La stratégie économique du Président, depuis son élection en 2006, est résumée dans son célèbre discours sur "El perro del hortelano". Selon l'expression péruvienne, le chien du maraîcher ne mange rien, mais empêche quand même les autres de manger. Alan Garcia avait donc comparé le Pérou à ce perro del hortelano, assis sur un territoire extrêmement riche mais qu'il se refusait à exploiter et développer. Il s'emploie donc à favoriser l'investissement étranger, le Pérou n'en ayant pas les moyens. Les choses se compliquent lorsque l'on touche à la selva, la jungle amazonienne.
Contrairement à la Bolivie ou au Honduras, par exemple, il n'y a pas d'indiens au Pérou. Du moins, il n'y en a plus. D'une part, parce la plupart de la population est métisse ; d'autre part, parce que sous le gouvernement du général Velasco, le terme d'indio, trop péjoratif, a été abandonné au profit de celui de campesino. Il y a donc dans les Andes une forte population paysanne, mais pas de "population indienne".
Dans la selva, par contre, il reste des "nativos", des tribus amazoniennes, des ethnies assez écartées du développement économique, mais pas complètement de la vie du pays. Leur patrimoine culturel est reconnu, leur organisation relativement respectée. Il y a aussi, et surtout, tous ces Péruviens qui habitent les villes amazoniennes, tout en étant pleinement insérés dans la société. Ce sont surtout eux qui manifestent : il ne faut pas s'attendre à voir des hommes en pagne à demi-nus quand on parle de manifestations "d'Indiens" dans la jungle amazonienne...

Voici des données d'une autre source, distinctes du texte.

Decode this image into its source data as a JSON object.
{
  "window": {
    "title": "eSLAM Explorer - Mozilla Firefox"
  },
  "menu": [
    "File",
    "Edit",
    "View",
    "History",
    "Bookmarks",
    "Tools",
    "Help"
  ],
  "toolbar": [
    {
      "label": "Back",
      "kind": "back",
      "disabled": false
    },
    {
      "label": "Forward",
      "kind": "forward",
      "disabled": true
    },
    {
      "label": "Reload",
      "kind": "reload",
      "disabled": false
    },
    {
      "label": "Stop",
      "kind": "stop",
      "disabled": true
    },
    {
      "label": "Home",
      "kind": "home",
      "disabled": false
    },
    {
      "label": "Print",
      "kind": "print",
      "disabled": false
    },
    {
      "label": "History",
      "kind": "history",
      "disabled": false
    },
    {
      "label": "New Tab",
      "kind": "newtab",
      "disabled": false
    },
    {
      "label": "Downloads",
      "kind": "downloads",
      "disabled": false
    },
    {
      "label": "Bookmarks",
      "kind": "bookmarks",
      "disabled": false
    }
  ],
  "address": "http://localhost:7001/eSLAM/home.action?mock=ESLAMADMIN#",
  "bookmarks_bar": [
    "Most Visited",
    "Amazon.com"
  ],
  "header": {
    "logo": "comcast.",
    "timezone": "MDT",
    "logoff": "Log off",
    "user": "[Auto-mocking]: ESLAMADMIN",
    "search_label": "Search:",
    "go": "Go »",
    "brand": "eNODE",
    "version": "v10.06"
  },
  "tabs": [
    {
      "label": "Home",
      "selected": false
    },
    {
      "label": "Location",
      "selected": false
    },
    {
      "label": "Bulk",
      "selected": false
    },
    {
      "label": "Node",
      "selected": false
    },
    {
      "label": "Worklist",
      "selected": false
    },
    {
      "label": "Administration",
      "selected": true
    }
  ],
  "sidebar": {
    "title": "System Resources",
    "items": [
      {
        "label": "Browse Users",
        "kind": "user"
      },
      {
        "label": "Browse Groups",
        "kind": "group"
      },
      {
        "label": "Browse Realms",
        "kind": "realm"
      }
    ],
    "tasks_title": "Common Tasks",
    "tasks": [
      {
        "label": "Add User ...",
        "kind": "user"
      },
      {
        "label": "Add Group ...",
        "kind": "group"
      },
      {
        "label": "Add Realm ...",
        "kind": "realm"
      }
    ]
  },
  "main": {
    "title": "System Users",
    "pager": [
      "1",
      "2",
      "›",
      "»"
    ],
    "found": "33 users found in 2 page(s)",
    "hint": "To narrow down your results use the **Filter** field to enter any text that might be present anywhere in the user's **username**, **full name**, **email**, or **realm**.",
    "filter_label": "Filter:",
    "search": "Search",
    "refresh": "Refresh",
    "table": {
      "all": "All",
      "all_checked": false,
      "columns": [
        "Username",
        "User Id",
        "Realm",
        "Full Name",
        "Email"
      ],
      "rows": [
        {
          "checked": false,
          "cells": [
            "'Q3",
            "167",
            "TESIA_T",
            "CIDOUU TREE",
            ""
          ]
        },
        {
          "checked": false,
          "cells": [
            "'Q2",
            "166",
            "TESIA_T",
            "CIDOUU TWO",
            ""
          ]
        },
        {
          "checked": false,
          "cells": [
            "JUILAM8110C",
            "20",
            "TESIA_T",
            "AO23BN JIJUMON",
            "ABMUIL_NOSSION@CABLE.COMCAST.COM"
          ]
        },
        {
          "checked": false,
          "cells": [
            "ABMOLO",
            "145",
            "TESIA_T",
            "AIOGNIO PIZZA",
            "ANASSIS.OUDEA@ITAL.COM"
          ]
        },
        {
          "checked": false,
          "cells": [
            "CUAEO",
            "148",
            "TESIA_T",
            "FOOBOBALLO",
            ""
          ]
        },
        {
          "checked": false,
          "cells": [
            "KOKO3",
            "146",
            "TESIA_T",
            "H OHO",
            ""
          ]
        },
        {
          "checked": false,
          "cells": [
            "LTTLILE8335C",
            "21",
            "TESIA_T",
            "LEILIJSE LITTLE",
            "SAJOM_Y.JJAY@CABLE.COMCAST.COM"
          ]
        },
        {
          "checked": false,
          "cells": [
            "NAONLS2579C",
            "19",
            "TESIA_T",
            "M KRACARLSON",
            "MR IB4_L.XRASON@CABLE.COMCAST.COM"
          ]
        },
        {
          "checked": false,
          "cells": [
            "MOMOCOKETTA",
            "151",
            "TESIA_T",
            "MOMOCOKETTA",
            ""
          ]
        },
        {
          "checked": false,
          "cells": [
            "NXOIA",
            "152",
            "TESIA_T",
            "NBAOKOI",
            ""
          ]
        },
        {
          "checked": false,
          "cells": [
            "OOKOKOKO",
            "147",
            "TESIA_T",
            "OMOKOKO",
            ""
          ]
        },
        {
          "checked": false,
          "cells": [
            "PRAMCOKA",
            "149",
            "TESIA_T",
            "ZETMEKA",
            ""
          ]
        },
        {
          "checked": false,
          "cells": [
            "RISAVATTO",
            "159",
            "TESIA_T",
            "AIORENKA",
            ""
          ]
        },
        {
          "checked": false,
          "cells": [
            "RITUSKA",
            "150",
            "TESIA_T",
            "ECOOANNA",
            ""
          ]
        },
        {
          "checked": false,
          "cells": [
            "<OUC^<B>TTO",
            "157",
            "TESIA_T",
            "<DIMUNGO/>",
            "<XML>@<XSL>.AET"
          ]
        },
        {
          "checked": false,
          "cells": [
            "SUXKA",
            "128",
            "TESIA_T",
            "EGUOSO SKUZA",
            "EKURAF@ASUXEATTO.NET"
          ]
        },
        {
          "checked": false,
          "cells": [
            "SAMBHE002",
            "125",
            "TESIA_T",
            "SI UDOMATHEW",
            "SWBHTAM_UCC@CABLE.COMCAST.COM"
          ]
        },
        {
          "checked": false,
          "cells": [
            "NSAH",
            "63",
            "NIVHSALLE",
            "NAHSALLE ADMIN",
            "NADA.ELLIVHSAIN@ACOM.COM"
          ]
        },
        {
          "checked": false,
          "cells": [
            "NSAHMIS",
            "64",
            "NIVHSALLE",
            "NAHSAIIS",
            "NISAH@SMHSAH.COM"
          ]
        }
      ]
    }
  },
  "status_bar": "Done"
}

Depuis quelques années, on observe au Pérou un mouvement "d'indianisation" de ces populations, vraissemblablement sous l'influence d'ONG nord-américaines qui cherchent à créer une conscience politique et à promouvoir les "droits des peuples indigènes". C'est un combat idéologique, sans doute également un anti-libéralisme par procuration de ces ONG, qui instrumentalisent et déforment de vagues concepts amérindiens (le respect de Mother-Earth et de la nature....) dans toute l'Amérique Latine.
L'année dernière, pour la première fois, les protestations de tribus amazoniennes ont fait reculer le gouvernement. Il semble que cette fois-ci, il y ait à la clé des ressources pétrolières récemment découvertes. Pour justifier le développement économique, le Président Garcia en revient aux vieilles attaques politiques : il dénonce les méthodes "terroristes", les attaques qui s'inscrivent dans le cadre d'un "complot contre la démocratie", et qui rappellent les années du Sentier Lumineux... Comme d'habitude.
Mais cette fois-ci, l'affaire a l'air sérieuse et les conflits, rudes. Ce qui pourrait provoquer du grabuge politique.



5 comentarios:
Je ne suis pas sure que tout soit toujours aussi instrumentalisé que tu le dis...
Pas forcément dans ce cas-là, mais on observe quand même, en général, une instrumentalisation des expressions identitaires depuis plusieurs années... avec des reconstructions bidon autour de "l'identité moche", de la Pachamama ou autres.
Les "mouvements indiens", c'est assez nouveau au Pérou. Et c'est bien différent de l'indigénisme des années 1920.
tu te relis parfois françois :) je comprend rien à ce que tu as écris :D
vas pas au pérou c'est dangereux ...
C'est regrettable que des gens de l'extérieur, souvent venus faire du profit, instrumentalisent des mouvements aussi justes et en arrivent à les discréditer.
Hum, petit conseil de lecture pour dissiper les malentendus :
- je voulais parler ici de l'influence nord-américaine dans le processus de "ré-indianisation" au Pérou, très récent dans ce pays ; il y a des travaux de Carmen Salazar-Soler (ethnologue au CNRS) sur la question.
- cette influence peut entraîner une "instrumentalisation" de concepts et de la construction identitaire ;
- ça ne signifie pas que les événements actuels soient instrumentalisés politiquement de l'extérieur... j'ai juste profité de l'actualité pour évoquer le sujet.